PostgreSQL 11 preview - SQL:2011 window frame clause全面支持 及 窗口、帧用法和业务场景介绍
背景
PostgreSQL 在2009年发布的8.4版本中,就已经支持了window语法,frame clause有部分未支持。
PostgreSQL 11将全面覆盖SQL:2011的窗口语法。
提交的PATCH介绍如下:
https://git.postgresql.org/gitweb/?p=postgresql.git;a=commit;h=0a459cec96d3856f476c2db298c6b52f592894e8
Support all SQL:2011 options for window frame clauses.
This patch adds the ability to use "RANGE offset PRECEDING/FOLLOWING"
frame boundaries in window functions. We'd punted on that back in the
original patch to add window functions, because it was not clear how to
do it in a reasonably data-type-extensible fashion.
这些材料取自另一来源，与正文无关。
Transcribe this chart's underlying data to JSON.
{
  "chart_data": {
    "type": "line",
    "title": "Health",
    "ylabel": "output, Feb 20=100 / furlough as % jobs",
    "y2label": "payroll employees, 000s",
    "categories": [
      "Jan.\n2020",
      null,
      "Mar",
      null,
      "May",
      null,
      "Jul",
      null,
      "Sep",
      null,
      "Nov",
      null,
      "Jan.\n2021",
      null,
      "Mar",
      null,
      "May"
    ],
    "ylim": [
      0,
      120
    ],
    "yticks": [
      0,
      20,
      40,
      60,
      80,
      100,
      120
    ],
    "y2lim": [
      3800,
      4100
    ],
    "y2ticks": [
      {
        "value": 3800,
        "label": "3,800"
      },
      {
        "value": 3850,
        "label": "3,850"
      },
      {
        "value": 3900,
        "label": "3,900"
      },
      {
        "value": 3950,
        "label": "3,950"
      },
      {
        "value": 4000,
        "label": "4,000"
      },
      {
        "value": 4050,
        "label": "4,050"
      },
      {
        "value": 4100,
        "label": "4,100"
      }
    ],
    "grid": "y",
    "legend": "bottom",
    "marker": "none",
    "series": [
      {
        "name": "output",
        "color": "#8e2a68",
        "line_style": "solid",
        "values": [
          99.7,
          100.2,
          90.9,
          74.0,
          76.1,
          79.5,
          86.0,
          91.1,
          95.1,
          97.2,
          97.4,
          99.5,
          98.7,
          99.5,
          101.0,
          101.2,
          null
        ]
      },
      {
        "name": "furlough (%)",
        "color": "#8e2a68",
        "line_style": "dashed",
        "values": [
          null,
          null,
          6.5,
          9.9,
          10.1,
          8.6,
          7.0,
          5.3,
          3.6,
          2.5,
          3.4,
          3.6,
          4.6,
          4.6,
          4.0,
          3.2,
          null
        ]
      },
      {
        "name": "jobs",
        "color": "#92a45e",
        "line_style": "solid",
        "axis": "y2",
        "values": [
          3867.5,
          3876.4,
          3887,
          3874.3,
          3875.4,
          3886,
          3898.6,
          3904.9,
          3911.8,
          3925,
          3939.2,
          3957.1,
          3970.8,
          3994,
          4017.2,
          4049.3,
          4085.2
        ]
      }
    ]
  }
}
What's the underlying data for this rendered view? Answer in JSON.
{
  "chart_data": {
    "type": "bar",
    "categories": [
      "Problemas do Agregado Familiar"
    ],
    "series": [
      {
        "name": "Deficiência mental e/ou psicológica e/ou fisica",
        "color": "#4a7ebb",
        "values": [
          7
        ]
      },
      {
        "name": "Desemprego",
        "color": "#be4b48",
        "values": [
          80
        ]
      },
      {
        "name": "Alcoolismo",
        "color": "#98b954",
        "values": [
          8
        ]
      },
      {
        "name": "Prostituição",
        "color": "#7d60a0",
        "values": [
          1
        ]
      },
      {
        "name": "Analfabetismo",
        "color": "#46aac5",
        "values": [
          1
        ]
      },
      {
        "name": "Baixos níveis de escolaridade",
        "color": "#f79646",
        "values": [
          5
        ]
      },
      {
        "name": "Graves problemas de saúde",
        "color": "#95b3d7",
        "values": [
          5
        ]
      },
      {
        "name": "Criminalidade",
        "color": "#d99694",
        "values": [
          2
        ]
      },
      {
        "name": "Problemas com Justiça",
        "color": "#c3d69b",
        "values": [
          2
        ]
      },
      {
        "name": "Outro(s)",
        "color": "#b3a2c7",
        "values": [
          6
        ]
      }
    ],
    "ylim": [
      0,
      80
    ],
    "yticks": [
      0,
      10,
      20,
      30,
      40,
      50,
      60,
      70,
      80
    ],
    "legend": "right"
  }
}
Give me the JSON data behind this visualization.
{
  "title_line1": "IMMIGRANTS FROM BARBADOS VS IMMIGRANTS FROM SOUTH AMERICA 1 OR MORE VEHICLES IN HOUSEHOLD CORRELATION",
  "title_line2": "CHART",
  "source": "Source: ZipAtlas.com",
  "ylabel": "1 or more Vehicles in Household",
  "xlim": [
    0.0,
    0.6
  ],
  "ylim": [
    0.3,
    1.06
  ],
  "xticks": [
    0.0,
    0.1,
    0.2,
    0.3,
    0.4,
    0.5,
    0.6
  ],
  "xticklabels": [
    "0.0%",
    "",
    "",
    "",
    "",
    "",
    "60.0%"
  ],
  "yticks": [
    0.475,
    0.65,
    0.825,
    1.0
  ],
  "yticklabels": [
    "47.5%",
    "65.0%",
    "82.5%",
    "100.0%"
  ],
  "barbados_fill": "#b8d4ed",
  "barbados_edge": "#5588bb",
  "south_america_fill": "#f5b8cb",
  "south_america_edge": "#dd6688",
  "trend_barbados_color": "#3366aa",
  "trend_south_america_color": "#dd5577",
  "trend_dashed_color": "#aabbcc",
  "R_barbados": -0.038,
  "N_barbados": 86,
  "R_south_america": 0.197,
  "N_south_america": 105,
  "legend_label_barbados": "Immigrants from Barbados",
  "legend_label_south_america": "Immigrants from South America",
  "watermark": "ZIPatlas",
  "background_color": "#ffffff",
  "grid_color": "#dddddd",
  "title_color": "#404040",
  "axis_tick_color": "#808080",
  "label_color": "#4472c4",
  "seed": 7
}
That problem is
resolved here by adding the ability for btree operator classes to provide
an "in_range" support function that defines how to add or subtract the
RANGE offset value. Factoring it this way also allows the operator class
to avoid overflow problems near the ends of the datatype's range, if it
wishes to expend effort on that. (In the committed patch, the integer
opclasses handle that issue, but it did not seem worth the trouble to
avoid overflow failures for datetime types.)
The patch includes in_range support for the integer_ops opfamily
(int2/int4/int8) as well as the standard datetime types. Support for
other numeric types has been requested, but that seems like suitable
material for a follow-on patch.
In addition, the patch adds GROUPS mode which counts the offset in
ORDER-BY peer groups rather than rows, and it adds the frame_exclusion
options specified by SQL:2011. As far as I can see, we are now fully
up to spec on window framing options.
Existing behaviors remain unchanged, except that I changed the errcode
for a couple of existing error reports to meet the SQL spec's expectation
that negative "offset" values should be reported as SQLSTATE 22013.
Internally and in relevant parts of the documentation, we now consistently
use the terminology "offset PRECEDING/FOLLOWING" rather than "value
PRECEDING/FOLLOWING", since the term "value" is confusingly vague.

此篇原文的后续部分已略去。